How Great Golfers Think, Ch.5 - Segmenting (during practice)

Where my last post discussed the ideas of segmenting a round into "mini-games" to make it easier to reach a goal and focus on the task at hand, chapter five doesn't leave it there. The chapter also discusses using segmenting in practice to hone our skills. In discussing segmenting a round, a round is divided into "fractions". In segmenting for honing a skill, we divide the skill into "parts".

As an example, the chapter discusses how skill in chipping might be broken down. I'll pull from the chapter here . . . the first skill you work on "might be the line the ball starts out on. The next could be the height of the chip, then how close it came to the landing spot you intended it to." Then, ". . . whether the ball rolls out or checks up. Then you could look at whether it comes up short or if you hit it hard enough to roll a few inches past the hole, meaning that the shot had a chance to go in." Finally ". . . would be your emotional state. Are you hesitant, anxious, confident?"
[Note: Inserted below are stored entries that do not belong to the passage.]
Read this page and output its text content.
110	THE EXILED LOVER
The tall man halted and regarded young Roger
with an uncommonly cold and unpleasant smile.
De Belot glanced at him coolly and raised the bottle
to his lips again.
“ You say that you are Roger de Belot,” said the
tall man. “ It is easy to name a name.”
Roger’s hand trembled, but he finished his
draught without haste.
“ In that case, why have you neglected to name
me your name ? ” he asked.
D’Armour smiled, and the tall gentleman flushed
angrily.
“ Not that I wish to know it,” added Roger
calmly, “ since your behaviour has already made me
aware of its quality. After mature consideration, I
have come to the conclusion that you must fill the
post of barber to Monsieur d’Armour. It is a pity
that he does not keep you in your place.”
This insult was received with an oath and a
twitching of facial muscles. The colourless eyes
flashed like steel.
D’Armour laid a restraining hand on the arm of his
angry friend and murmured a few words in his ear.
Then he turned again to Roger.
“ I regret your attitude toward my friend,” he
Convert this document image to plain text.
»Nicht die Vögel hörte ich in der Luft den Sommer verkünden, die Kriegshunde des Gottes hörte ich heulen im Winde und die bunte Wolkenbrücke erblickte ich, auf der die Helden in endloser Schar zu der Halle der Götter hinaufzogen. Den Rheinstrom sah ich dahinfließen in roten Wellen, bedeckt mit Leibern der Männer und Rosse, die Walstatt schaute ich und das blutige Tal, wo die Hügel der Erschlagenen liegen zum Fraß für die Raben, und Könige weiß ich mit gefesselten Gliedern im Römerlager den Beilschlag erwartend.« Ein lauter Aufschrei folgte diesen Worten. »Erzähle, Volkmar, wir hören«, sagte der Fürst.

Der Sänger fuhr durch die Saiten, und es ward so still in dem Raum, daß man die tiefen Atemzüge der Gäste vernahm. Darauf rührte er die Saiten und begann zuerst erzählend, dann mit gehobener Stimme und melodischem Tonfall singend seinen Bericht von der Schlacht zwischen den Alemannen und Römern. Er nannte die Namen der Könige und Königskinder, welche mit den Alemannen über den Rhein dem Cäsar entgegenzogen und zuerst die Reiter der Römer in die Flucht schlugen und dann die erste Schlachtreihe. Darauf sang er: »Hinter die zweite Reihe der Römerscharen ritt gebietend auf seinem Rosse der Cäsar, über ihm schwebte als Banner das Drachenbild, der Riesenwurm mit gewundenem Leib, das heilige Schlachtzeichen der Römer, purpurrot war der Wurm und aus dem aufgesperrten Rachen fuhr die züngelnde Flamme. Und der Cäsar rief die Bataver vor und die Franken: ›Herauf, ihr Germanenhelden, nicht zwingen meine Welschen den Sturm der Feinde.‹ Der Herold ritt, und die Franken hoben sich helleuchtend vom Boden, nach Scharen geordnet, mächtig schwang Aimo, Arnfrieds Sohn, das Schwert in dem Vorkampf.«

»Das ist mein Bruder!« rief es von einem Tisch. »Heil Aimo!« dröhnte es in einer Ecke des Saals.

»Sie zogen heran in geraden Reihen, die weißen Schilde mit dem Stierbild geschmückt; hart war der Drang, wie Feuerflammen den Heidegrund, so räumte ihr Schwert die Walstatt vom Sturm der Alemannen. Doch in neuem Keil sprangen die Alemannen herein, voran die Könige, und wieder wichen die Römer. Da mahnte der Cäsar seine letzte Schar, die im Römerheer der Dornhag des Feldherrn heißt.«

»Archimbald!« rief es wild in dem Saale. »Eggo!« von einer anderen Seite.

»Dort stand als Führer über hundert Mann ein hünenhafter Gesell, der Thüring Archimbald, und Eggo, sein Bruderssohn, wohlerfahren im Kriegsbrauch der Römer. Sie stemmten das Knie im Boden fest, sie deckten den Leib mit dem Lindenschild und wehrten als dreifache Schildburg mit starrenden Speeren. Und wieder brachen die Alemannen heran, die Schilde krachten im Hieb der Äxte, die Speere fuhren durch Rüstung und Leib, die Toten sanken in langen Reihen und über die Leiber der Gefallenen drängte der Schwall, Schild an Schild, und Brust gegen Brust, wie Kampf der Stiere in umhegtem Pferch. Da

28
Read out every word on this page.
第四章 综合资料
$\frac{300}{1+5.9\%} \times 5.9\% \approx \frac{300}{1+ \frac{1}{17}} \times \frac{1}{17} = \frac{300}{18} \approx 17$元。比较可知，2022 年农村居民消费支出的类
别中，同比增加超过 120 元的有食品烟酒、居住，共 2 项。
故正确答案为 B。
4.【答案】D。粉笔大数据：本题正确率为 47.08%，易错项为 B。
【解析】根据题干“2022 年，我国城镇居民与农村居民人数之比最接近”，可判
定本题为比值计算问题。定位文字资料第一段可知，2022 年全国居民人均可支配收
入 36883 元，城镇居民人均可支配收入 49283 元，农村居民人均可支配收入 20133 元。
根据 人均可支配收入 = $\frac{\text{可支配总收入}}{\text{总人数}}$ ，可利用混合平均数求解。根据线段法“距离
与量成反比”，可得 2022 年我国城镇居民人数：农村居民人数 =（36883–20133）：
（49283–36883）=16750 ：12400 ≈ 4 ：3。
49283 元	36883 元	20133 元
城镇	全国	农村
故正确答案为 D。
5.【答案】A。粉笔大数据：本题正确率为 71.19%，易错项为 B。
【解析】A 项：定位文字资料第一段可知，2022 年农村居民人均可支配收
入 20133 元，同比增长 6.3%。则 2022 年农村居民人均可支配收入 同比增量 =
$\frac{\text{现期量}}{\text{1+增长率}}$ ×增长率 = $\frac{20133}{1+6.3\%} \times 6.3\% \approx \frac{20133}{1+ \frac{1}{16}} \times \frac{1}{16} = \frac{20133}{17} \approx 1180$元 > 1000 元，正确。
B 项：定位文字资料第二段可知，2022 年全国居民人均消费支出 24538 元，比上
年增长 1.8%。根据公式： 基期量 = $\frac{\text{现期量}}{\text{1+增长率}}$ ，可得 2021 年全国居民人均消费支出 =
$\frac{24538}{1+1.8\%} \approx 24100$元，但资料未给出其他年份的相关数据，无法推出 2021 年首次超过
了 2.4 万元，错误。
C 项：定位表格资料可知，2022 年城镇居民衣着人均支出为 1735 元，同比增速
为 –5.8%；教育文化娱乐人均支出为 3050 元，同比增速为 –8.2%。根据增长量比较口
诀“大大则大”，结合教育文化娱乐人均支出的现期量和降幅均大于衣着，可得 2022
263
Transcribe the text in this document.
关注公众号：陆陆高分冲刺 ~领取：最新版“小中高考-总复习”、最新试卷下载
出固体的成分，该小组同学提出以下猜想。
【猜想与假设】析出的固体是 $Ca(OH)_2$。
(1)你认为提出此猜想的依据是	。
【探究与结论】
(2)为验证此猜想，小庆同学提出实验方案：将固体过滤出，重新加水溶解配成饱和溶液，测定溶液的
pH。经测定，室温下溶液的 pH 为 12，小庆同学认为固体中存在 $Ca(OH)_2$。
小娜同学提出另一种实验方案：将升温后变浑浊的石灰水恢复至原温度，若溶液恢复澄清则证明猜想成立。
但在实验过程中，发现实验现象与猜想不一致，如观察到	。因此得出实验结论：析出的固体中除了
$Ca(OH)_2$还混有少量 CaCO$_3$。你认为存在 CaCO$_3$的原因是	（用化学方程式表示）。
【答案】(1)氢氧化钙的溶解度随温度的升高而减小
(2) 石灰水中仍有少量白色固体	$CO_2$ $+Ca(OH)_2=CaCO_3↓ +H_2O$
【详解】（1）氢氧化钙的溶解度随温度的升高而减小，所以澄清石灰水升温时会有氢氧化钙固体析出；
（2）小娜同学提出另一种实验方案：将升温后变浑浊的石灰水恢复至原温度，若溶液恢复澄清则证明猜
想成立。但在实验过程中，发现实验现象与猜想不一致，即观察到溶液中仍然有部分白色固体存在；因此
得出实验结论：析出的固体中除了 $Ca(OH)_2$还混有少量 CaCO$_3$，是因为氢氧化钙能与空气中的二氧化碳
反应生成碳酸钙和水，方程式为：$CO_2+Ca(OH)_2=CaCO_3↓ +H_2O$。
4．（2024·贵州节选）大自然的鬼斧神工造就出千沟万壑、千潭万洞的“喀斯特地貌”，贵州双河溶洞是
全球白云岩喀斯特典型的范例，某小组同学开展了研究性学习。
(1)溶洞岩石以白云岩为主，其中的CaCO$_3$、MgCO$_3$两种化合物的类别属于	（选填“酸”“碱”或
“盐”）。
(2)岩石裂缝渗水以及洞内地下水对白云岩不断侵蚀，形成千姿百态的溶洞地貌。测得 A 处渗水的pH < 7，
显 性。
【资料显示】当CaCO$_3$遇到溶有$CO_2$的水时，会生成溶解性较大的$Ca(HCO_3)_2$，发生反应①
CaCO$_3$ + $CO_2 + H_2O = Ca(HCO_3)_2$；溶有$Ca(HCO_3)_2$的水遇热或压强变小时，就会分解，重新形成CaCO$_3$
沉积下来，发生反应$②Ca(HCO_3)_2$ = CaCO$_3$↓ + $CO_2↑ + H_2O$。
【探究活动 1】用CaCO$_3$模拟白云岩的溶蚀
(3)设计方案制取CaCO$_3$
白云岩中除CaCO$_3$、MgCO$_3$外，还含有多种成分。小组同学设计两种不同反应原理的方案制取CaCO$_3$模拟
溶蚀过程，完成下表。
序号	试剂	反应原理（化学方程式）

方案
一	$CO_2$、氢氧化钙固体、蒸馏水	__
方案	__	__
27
The workbook section for this chapter suggests looking at the weakest part of your game then breaking it into components that are small enough to work on and make improvements. At this point, I'd say my weakest part is approach shots. When I can hit greens, I'm generally not going to make worse than par. But there are days I just have a hard time hitting greens, even when I'm keeping the ball in play off the tee.

So how would I break down improving at my approach shots? Perhaps it would be something like this:

  • Making clean contact, ball first, divot after the ball.

  • Hitting the ball the right distance, not too far, not too short . . . misses pin high. This is distance control with the swing, but also proper club selection.

  • Hitting the ball on line.

  • Shaping the shot (draw, fade, high, low) for the situation at hand.

  • Emotional state: am I committed to the shot and confident in my decision?

I'm at the point where I'm not too bad with the first two, so perhaps I need to start with the third one. My misses do tend to be pin high, but I'll often pull my shot to the left. Only slightly less often when I miss, I line up too far right and either end up hitting a straight shot or "compensating" and hitting an extreme pull-hook.